Le pays où on flotte dans la Mer Morte
Dans ce numéro, on pense bien à se tartiner des couches de crème solaire…
Emma A.
Une traversée enchantée sous le soleil
« On peut faire pause ? J’ai vraiment besoin de savoir dans quel film j’ai déjà vu ce visage. » Oui, je suis ce type de personne. In-sup-por-ta-ble (c’est ma sœur qui me le dit souvent). En réfléchissant à un sujet de newsletter sympa et en rapport avec ma grande passion, ça a fait tilt. Je crois que j’ai trouvé ma nouvelle obsession, celle de trouver quels films ont été tournés dans les mêmes lieux. Je m’appelle Tara et je vous embarque avec moi à la découverte des lieux qui font le cinéma.
🇯🇴 Deuxième escale où nous poserons nos valises : la vallée désertique du Wadi Rum au sud de la Jordanie, près de la frontière avec l’Arabie saoudite. Une partie est d’ailleurs protégée et a été inscrite au patrimoine de l’Unesco en 2011. Paré de rouge, jaune et blanc, le désert regorge d’arches naturelles et de canyons. Au milieu de cette étendue, des campements bédouins accueillent les nombreux visiteurs. Outre la grandiosité du paysage et la mosaïque de couleurs, le site est aussi connu pour la présence de pétroglyphes, des inscriptions gravées qui témoignent de 12 000 ans d’occupation humaine.
Et si le Wadi Rum est connu dans le monde du cinéma, c’est notamment parce que l’armée de Thomas Edward Lawrence y passa l’été 1917 avant de lancer son attaque sur Aqaba et que le destin de cet officier et écrivain britannique a été porté sur le grand écran (7 Oscars à la clé). Plus récemment, le lieu a accueilli les tournages de Star Wars, Dune ou encore John Wick 4. Direction le désert 🐪
Adresse : quelque part dans la vallée
L’un des films les plus emblématiques lorsqu’il est fait référence au désert.

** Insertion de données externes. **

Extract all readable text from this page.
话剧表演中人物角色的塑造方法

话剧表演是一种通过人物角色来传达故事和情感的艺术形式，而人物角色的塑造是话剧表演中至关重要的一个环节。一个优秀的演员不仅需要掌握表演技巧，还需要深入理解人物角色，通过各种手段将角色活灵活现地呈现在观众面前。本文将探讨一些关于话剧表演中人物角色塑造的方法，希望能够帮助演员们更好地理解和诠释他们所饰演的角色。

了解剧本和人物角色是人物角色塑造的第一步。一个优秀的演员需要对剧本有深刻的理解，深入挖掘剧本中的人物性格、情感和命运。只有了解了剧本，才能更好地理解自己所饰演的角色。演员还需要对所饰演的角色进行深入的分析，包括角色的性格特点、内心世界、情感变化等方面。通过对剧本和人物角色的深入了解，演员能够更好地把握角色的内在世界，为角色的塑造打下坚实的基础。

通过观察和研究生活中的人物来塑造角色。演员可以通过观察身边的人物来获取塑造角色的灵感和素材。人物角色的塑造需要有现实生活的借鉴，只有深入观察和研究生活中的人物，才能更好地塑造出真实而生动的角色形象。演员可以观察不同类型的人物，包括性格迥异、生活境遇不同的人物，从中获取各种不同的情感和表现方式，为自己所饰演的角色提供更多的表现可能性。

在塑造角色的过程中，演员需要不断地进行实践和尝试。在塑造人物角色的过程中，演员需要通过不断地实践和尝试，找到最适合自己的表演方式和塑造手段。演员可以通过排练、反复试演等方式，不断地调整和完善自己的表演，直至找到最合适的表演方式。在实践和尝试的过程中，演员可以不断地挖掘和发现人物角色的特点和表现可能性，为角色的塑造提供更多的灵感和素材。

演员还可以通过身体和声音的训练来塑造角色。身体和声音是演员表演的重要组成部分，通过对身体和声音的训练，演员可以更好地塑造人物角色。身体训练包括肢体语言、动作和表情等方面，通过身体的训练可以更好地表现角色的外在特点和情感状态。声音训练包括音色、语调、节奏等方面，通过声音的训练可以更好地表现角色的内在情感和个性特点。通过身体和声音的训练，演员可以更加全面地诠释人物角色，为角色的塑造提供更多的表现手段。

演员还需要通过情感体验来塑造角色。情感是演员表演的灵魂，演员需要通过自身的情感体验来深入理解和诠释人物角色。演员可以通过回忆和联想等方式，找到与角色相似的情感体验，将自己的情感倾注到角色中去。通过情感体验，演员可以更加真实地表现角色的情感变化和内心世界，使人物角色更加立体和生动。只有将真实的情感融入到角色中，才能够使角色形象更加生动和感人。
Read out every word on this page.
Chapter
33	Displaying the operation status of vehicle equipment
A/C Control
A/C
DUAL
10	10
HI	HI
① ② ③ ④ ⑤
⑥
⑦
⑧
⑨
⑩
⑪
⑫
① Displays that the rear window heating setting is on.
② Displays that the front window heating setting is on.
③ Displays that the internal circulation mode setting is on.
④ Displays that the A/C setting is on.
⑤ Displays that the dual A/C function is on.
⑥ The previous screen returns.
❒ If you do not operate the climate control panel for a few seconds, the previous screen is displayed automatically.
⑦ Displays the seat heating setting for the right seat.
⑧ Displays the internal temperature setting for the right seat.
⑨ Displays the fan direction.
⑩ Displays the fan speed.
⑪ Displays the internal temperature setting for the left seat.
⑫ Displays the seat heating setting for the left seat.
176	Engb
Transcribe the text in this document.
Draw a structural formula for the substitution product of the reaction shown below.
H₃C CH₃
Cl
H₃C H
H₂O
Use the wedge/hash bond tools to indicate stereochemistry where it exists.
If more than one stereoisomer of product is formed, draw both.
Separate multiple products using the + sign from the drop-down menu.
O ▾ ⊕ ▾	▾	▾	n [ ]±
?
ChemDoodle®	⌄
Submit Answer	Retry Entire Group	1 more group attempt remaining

Lawrence d’Arabie, adapté des Sept piliers de la sagesse, participe à la construction de la légende de cet officier britannique, se battant aux côtés des Arabes en 1916-1918. Accompagné par la musique de Maurice Jarre, le film d’une durée de près de 3h45, plonge le spectateur dans un désert brûlant et sans fin. « Une expérience visuelle qui fait date dans l’histoire du cinéma », soutient Spielberg. Tournée dans plusieurs déserts, marocain et espagnol, l’épopée ne montre en réalité le Wadi Rum qu’une petite dizaine de minutes.
Le soleil qui se couche, le vent qui balaie les dunes, l’aridité du sol : chaque scène rappelle la cruauté du désert en même temps que sa grande beauté. Réellement arpentée par Lawrence d’Arabie, la vallée désertique jordanienne est reconnaissable à ses canyons et arches de grès rouge. Miroir du titre du récit autobiographique de Thomas Edward Lawrence, un rocher se nomme aussi les Sept piliers de la sagesse.
Dans cette histoire d’hommes (aucune femme ne parle durant les trois heures), deux grandes figures sont révélées : Peter O’Toole et sa co-star Omar Sharif. Chacun est doté d’une aura singulière, une violence contrôlée pour l’un, une attitude extravagante pour l’autre. La Jordanie, qui ne portait pas encore ce nom à leur époque, fut ainsi le théâtre du rêve de Lawrence, celle de pousser les tribus à fonder une nation arabe indépendante. Monument du 7e art, le film n’est pas exempt d’un sous-texte qui questionne.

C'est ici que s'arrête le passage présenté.